Marc la regarde, amusé.
- Si c'est gratuit, pourquoi veux-tu la carte ?
- J'ai fait mes repérages, d'ailleurs ça m'a épuisée.
Il lève les yeux au plafond -tiens, il faudrait le repeindre- sa femme a perdu la notion du mot « épuisant » depuis qu'elle ne travaille plus.
Il tend la carte en faisant semblant d'écouter les merveilleuses économies qu'ils vont faire -à acheter des vêtements inutiles et des draps encombrants- dont sa femme lui parle sur un rythme de mitraillette. Il sait très bien qu'elle lui achètera une minable cravate et remplira leur armoire de toutes ces robes dont le prix est inversement proportionnel à leur solidité. Ce qui le sidère le plus, ce sont ces couleurs qui changent d'une année à l'autre et passent du statut de « indispensable » à celui de « cauchemardesquementringarde ».
L'an passé, Léa avait méprisé les "foldingues" qui se précipitent dès le premier jour des soldes et avait doctement expliqué à son mari qu'elle irait à la démarque de 70%, la deuxième ou troisième semaine. Cette année, elle changeait de tactique, disant qu'on ne trouvait que des horreurs dès le troisième jour.
Mardi.
Pauline, tout sourire, ravissante dans sa robe moulante, la coiffure aussi impeccable que si elle sortait de chez le coiffeur, fait le tour de ses collègues pour les saluer. Elle file au vestiaire et change ses superbes bottes à talons pour des escarpins violets plats. Elle commence à étiqueter les boites. Cela fait presque une semaine qu'elle travaille ici. C'est tout à fait différent dans ce magasin là. Il y a plusieurs réserves, les boites ne sont pas rangées par ordre alphabétiques selon le nom du modèle, mais selon le code chiffré. Les piles sont partout, dans les couloirs, les pièces, sur l'escalier, piles si hautes qu'il faut un escabeau. Mais dans le couloir, impossible de déplier l'escabeau, pas de place. Les soldes commencent demain, Pauline a presque fini d'étiqueter. Plusieurs fois elle a manqué faire tomber toute une pile en prenant une boite. Elle doit déplacer des colonnes pour atteindre une autre dans les angles des étagères.
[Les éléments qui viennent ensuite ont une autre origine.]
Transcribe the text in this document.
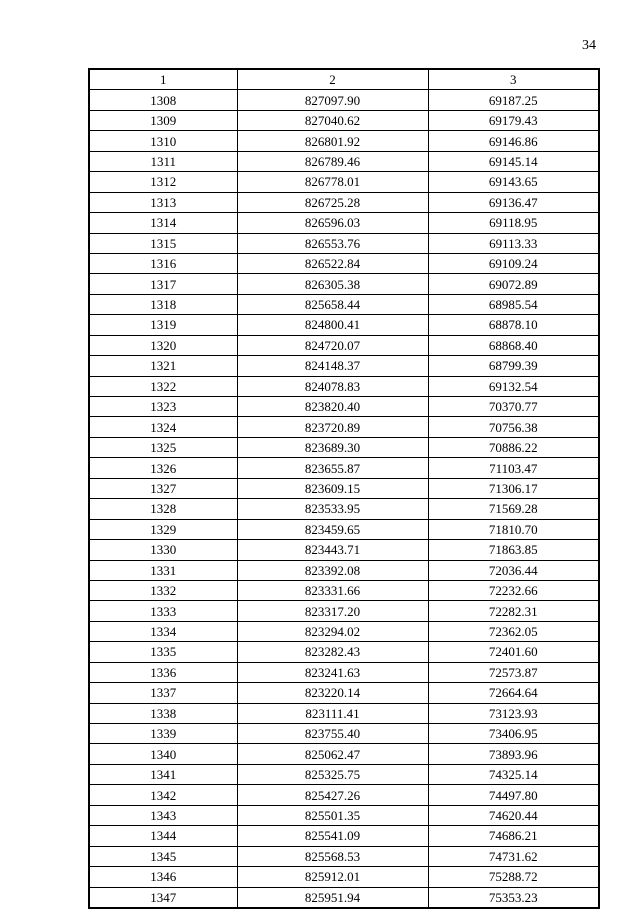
34
1	2	3
1308	827097.90	69187.25
1309	827040.62	69179.43
1310	826801.92	69146.86
1311	826789.46	69145.14
1312	826778.01	69143.65
1313	826725.28	69136.47
1314	826596.03	69118.95
1315	826553.76	69113.33
1316	826522.84	69109.24
1317	826305.38	69072.89
1318	825658.44	68985.54
1319	824800.41	68878.10
1320	824720.07	68868.40
1321	824148.37	68799.39
1322	824078.83	69132.54
1323	823820.40	70370.77
1324	823720.89	70756.38
1325	823689.30	70886.22
1326	823655.87	71103.47
1327	823609.15	71306.17
1328	823533.95	71569.28
1329	823459.65	71810.70
1330	823443.71	71863.85
1331	823392.08	72036.44
1332	823331.66	72232.66
1333	823317.20	72282.31
1334	823294.02	72362.05
1335	823282.43	72401.60
1336	823241.63	72573.87
1337	823220.14	72664.64
1338	823111.41	73123.93
1339	823755.40	73406.95
1340	825062.47	73893.96
1341	825325.75	74325.14
1342	825427.26	74497.80
1343	825501.35	74620.44
1344	825541.09	74686.21
1345	825568.53	74731.62
1346	825912.01	75288.72
1347	825951.94	75353.23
La gérante vient de lui dire qu'ils attendent une nouvelle livraison. Mais où vont-ils mettre tout ça ?
Ce sont des chaussures de la nouvelle collection. Les clientes, si contentes de faire des affaires en or avec la collection d'hiver, vont acheter à prix fort une paire de chaussures d'été...
Mercredi
Léa enfile de jolis sous-vêtements, elle se souvient de la honte qu'elle a eue aux derniers soldes, elle portait un soutien-gorge grisâtre et avait essayé une robe sans bretelles. Pas de miroir dans la cabine, le regard des clientes l'a tuée. Collants, chaussures qui vont aussi bien avec une robe qu'un pantalon, veste dernier cri, la voilà dans son auto chic.
Parking souterrain.
Grands magasins.
Jouer des coudes pour attraper les modèles repérés et déjà essayés.
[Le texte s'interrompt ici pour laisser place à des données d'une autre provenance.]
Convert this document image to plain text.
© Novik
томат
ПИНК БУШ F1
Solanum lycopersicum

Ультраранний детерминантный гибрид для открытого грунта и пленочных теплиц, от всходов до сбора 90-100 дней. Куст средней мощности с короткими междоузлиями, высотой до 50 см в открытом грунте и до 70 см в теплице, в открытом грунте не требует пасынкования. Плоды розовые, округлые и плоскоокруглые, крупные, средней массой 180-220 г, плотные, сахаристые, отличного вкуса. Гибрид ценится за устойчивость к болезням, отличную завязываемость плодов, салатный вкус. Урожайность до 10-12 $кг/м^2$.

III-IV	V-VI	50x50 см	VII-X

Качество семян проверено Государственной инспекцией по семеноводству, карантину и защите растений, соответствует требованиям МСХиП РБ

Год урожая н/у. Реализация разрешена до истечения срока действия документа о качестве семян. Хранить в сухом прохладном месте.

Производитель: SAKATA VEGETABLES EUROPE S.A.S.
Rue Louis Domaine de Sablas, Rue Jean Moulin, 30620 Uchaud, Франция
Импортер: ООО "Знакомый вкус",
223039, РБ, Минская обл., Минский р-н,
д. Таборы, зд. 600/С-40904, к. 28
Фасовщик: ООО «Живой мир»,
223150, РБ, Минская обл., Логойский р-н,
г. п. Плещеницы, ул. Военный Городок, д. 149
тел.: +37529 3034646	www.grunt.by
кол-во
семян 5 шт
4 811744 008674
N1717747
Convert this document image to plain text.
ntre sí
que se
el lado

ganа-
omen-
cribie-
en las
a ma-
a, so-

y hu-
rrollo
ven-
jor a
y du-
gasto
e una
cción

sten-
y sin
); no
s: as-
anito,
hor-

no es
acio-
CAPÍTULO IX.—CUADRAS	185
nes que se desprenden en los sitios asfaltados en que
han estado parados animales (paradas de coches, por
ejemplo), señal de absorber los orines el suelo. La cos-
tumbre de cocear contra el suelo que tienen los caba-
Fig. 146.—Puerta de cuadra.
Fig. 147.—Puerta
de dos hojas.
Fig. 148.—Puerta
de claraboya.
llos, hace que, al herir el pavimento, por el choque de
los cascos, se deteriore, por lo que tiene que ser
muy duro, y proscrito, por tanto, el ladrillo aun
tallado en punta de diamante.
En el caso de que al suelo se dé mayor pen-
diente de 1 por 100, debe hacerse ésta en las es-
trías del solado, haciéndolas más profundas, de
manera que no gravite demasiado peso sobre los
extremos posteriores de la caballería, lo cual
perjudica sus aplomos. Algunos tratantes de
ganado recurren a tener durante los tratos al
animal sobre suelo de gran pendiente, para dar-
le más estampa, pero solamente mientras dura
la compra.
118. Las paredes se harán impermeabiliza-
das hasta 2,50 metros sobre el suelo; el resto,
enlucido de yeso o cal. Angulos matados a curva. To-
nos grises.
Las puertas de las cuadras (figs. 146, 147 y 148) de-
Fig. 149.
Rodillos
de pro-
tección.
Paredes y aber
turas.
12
Peu de queue aux caisses, il n'est que 10 heures dix.
Mercredi.
10 heures. Écouteur sur les oreilles, Pauline attend,l'air détendue, dans le magasin impeccablement rangé. Pourtant elle a failli ne jamais arriver. Son train de banlieue a été annulé sans explications, puis le R.E.R. était bondé, elle a du forcer pour entrer. Et un c... de groupe de touristes a bloqué les tripodes à la sortie aux Halles. Charmes de la vie parisienne...
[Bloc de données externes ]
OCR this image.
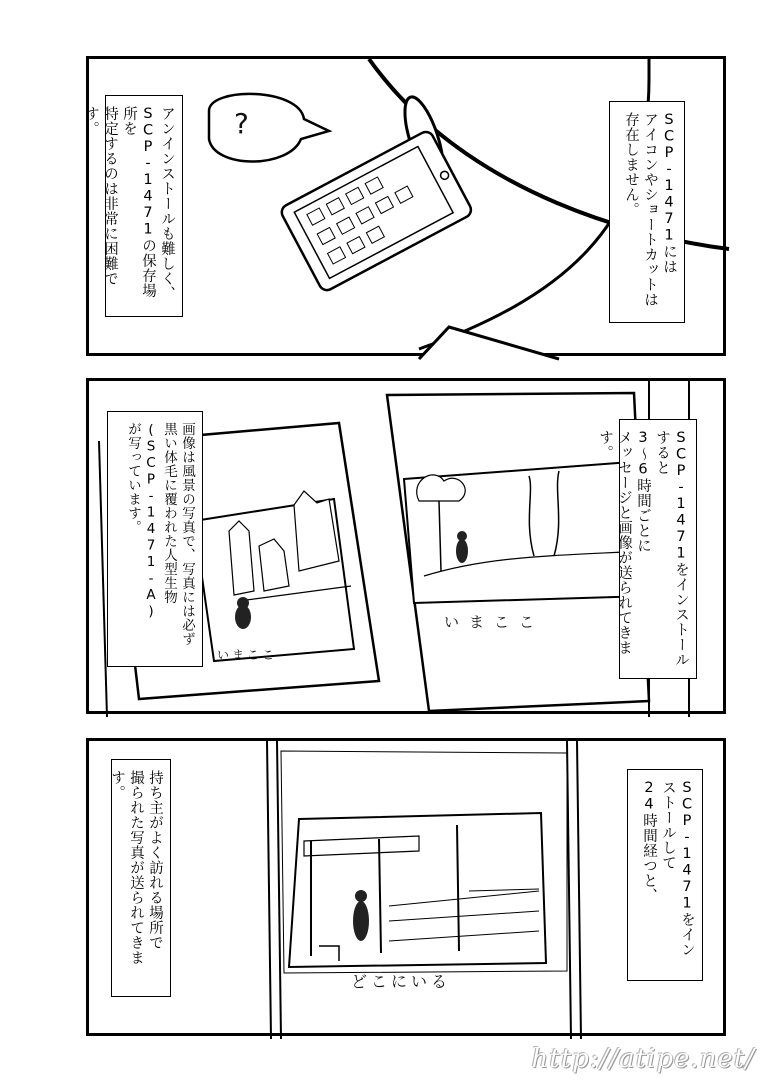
?	SCP-1471には
アイコンやショートカットは
存在しません。
アンインストールも難しく、
SCP-1471の保存場所を
特定するのは非常に困難です。
いまここ
いまここ	SCP-1471をインストールすると
3〜6時間ごとに
メッセージと画像が送られてきます。
画像は風景の写真で、写真には必ず
黒い体毛に覆われた人型生物
(SCP-1471-A)
が写っています。
どこにいる
SCP-1471をインストールして
24時間経つと、
持ち主がよく訪れる場所で
撮られた写真が送られてきます。
http://atipe.net/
11 heures, on ne peut absolument plus circuler dans les rayons, Pauline est en réserve, elle et son collègue fournissent sans cesse les modèles demandés via leurs écouteurs par les vendeurs du magasins. Heureusement ils s'entendent bien, la responsable du magasin a su souder son équipe.
Mercredi.
Deuxième magasin. Dans celui-là, Léa n'a pas eu le temps d'essayer les modèles avant.
Déjà la queue, la bousculade, elle s'énerve contre une vendeuse.
« Seulement trois articles en cabine, Madame, s'il vous plaît »
Depuis l'ouverture, c'est la centième fois qu'elle répète la consigne, pourtant placardé en gros.
Léa est la reine du monde, son régime a payé, elle rentre dans la taille tant convoitée.
Cinq gros sacs en main, Léa s'installe au café pour attendre ses copines.
Deux heures plus tard, après un bon repas, elles se ruent dans les rayons en rigolant comme des collégiennes.
20h30.
Marc rentre chez lui. Les lumières sont allumées, mais il n'y a personne.
Il troque son costume contre une tenue décontractée.
Il entame un saucisson, feuillette le courrier.
21 heures, Léa rentre, le cheveu en bataille, claque la porte, balance ses chaussures à travers le salon et dit:
« Tu es déjà là ? Oh, dis moi, toi qui es chaussé, peux-tu aller me chercher les sacs qui restent dans ma voiture ? Je suis morte.
Marc soupire. Préfère y aller que d'argumenter.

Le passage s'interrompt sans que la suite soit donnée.